Salmonids are predominantly visual predators [57], feeding on small fish, crustaceans, and insects [58] during the day-time [59,60] and crepuscular periods [61], due to the higher ability to detect preys, which may be justified by the higher visual sensitivity during these periods, also observed in the present study for S. trutta (87.87%). Relatively to cyprinid species, it was observed for P. duriense, an absolute maximum value of the repulsive behavior (64.5%) and L. bocagei (28.21%). This result may also be related to the visual capacity, which is variable according to the food strategy, activity cycle (diurnal or nocturnal), water depth, and transparency [62,63]. P. duriense, includes a diet composed of plant material, organic debris, but also by small invertebrates [48]. It is a species that in trophic terms lays between S. trutta and L. bocagei, exhibiting visual capacity for predation, but the adapted mouth (lower corneal lip) allows to feed an algae and invertebrates, which may justify the results of the present study. L. bocagei presented a reduced sensitivity to the luminous stimulus for the two tested frequencies. The low sensitivity may be related to a higher dependence on, less illuminated benthic habitats and, consequently, presents sensory systems well developed like the olfactory and acoustic system [54].

Our results indicate that a repulsive effect of the light stimulus was maintained at a high rate throughout the 1-h of each treatment test, however there seems to be a slight habituation at the end of the test period, in both species, in the 350 flashes/min/day (Figure 2). The post-assessment results seem to reinforce the observation of a low resident effect, because immediately after the end of the light stimulus the fish return to its position similar to the pre-test situation (Figure 2). Mesquita et al. [54] found a habituation behavior of a cyprinid species Danio rerio, after 22.5 min, although it is important to note that they used a low frequency stroboscopic light (60 flashes/minute). However Hamel et al. [20] verified in the tests performed in-situ with strobes lights (360 flashes/minute and 450 flashes/minute) in Lake Oahe, that rainbow smel (Osmerus mordax) showed no habituation phenomena within the 4 h period of the trials.

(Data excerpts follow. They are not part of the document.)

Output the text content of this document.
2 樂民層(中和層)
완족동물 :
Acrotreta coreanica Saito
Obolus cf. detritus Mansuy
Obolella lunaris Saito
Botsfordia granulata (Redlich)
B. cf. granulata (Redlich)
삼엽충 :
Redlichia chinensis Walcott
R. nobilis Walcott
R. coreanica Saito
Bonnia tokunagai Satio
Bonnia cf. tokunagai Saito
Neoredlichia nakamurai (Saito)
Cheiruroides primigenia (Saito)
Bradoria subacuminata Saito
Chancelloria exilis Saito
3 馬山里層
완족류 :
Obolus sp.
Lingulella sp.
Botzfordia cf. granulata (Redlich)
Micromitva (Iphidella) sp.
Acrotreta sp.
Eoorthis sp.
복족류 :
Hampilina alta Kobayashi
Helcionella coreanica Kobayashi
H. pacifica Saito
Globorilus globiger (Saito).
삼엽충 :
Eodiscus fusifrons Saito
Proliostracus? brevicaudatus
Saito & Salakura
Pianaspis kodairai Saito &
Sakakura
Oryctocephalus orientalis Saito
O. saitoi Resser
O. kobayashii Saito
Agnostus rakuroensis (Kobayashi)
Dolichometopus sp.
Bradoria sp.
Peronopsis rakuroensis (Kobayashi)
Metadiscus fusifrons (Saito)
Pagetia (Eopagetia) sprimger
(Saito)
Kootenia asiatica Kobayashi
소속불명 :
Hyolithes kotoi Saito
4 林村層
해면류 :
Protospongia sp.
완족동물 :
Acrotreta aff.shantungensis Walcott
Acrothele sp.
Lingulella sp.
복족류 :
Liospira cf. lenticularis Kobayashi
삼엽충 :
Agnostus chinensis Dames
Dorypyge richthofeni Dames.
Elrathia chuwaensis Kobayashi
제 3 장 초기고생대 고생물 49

The present work contributes to important knowledge of the behavior of native fish populations in the Iberian region, namely related with the objective of its conservation. The results, in general, indicate the high potential of stroboscopic light as a repulsive behavioral stimulus of fish, especially for the species S. trutta and P. duriense. The specific behavioral differences of each species found in the present study, if deepened, can allow the development of selective behavioral systems, of great utility in the safeguarding of these native species. Other trials, with longer periods, should then be carried out with these species, and with invasive species to add information to their habituation and avoidance patterns. Furthermore, this deterrent technology must be tested in natural conditions, using this effect alone or integrated with other behavioral barriers (e.g., bubble curtains, acoustic), in order to safeguard threatened fish species. The development of behavioral barriers specifically adapted to this endemic species of northern Iberia seems to be strategic, particularly in regulated rivers.